Massimo Bontempelli (1878-1960) hat neben Pirandello die moderne italienische Literatur in den zwanziger Jahren geprägt, indem er gegen den Realismus und Naturalismus des etablierten 19. Jahrhunderts, „des Jahrhunderts des bürgerlichen Geschmacks“, die Literatur thematisch und technisch zu erneuern sich bemühte - durch einen magischen Realismus, der übernatürliche, phantastische Ingredienzien und Begebenheiten, die an sich der Gattung des Märchens und der Mythologie angehören, wie selbstverständlich und so, daß sie den Anschein des Wirklichen und Wahrscheinlichen haben, in eine realistisch geschilderte Alltagswelt integriert.

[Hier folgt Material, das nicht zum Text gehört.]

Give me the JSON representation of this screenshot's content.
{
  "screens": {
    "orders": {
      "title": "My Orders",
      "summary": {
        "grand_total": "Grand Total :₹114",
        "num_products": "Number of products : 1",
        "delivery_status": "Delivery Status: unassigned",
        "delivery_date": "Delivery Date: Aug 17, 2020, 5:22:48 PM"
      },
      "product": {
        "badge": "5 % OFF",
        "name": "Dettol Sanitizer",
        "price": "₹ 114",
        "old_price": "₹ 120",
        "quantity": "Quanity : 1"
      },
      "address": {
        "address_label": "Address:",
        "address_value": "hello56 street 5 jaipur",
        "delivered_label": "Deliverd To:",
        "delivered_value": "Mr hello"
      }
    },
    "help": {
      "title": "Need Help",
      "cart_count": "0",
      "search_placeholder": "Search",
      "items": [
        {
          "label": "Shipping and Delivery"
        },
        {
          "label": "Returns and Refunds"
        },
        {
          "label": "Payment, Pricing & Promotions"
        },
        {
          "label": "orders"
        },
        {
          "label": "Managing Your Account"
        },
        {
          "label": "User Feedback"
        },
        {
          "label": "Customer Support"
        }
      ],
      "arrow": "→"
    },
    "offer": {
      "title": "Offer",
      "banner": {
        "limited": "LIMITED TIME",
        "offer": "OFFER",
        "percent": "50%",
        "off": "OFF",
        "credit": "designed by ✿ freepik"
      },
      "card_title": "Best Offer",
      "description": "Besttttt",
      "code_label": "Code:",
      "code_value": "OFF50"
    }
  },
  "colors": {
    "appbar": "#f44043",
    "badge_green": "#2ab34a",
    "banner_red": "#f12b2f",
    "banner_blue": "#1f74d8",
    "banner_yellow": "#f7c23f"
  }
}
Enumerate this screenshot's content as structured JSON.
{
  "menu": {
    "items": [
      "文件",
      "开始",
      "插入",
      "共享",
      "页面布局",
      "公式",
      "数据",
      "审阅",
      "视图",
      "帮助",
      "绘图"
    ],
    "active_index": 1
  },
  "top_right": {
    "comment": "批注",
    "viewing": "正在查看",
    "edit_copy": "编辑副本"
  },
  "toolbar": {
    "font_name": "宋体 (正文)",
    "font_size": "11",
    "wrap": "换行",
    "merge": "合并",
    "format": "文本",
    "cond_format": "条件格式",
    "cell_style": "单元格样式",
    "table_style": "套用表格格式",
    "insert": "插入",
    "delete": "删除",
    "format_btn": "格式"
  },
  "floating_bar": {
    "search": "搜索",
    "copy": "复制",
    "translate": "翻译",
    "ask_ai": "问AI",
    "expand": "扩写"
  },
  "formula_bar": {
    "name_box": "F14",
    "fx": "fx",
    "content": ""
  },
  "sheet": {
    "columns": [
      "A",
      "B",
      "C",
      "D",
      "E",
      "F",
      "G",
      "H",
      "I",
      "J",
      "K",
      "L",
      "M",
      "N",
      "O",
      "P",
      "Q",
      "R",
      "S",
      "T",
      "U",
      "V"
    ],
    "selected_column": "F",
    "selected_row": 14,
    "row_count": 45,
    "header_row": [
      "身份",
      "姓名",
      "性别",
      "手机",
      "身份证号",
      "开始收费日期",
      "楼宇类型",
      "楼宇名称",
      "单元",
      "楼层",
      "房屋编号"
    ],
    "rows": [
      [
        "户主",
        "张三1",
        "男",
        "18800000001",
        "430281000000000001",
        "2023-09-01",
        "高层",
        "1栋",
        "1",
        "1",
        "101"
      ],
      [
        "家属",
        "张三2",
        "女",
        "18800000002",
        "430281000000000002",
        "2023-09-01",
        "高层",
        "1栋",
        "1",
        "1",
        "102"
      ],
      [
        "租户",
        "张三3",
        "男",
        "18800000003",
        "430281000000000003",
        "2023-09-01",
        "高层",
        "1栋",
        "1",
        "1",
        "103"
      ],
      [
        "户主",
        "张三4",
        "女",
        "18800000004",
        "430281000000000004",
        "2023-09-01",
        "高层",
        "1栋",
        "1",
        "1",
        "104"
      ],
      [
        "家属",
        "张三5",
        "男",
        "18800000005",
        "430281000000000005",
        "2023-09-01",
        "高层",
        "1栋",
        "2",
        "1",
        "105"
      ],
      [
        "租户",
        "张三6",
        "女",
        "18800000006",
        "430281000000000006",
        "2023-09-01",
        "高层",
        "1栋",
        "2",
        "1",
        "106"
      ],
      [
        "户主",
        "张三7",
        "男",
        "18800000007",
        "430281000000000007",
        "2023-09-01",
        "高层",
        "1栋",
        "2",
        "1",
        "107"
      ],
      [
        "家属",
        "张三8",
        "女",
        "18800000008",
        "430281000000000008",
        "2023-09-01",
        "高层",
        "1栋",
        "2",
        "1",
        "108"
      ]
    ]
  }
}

„Das Magische, Surreale im täglichen Leben der Menschen und Dinge zu entdecken, den Sinn des Geheimnisvollen und das Gleichgewicht zwischen Himmel und Erde wieder neu zu finden ...“ - dieses Programm für den „realismo magico“ hat Bontempelli in dem eigenwillig komponierten okkulten Roman Sohn zweier Mütter auf überraschende Weise in Szene gesetzt.

Man schreibt das Jahr 1900. „Der Fall Mario Parigi“ macht in Rom und ganz Italien Schlagzeilen und löst unter der Bevölkerung große Anteilnahme aus. Zwei Mütter erheben vor Gericht Anspruch auf einen Knaben, den beide über alle Maßen lieben und von dem beide behaupten, daß er ihr Sohn sei. Dem vorausgegangen ist ein wundersames, teils befremdliches und komisches, teils beklemmendes Geschehen - eine Reinkarnation -, das einerseits einem Märchen gleicht, andererseits als eine Art Chronik der Ereignisse so erzählt wird, als ob durchaus wahr sein könnte, was doch eigentlich nicht wahr sein kann.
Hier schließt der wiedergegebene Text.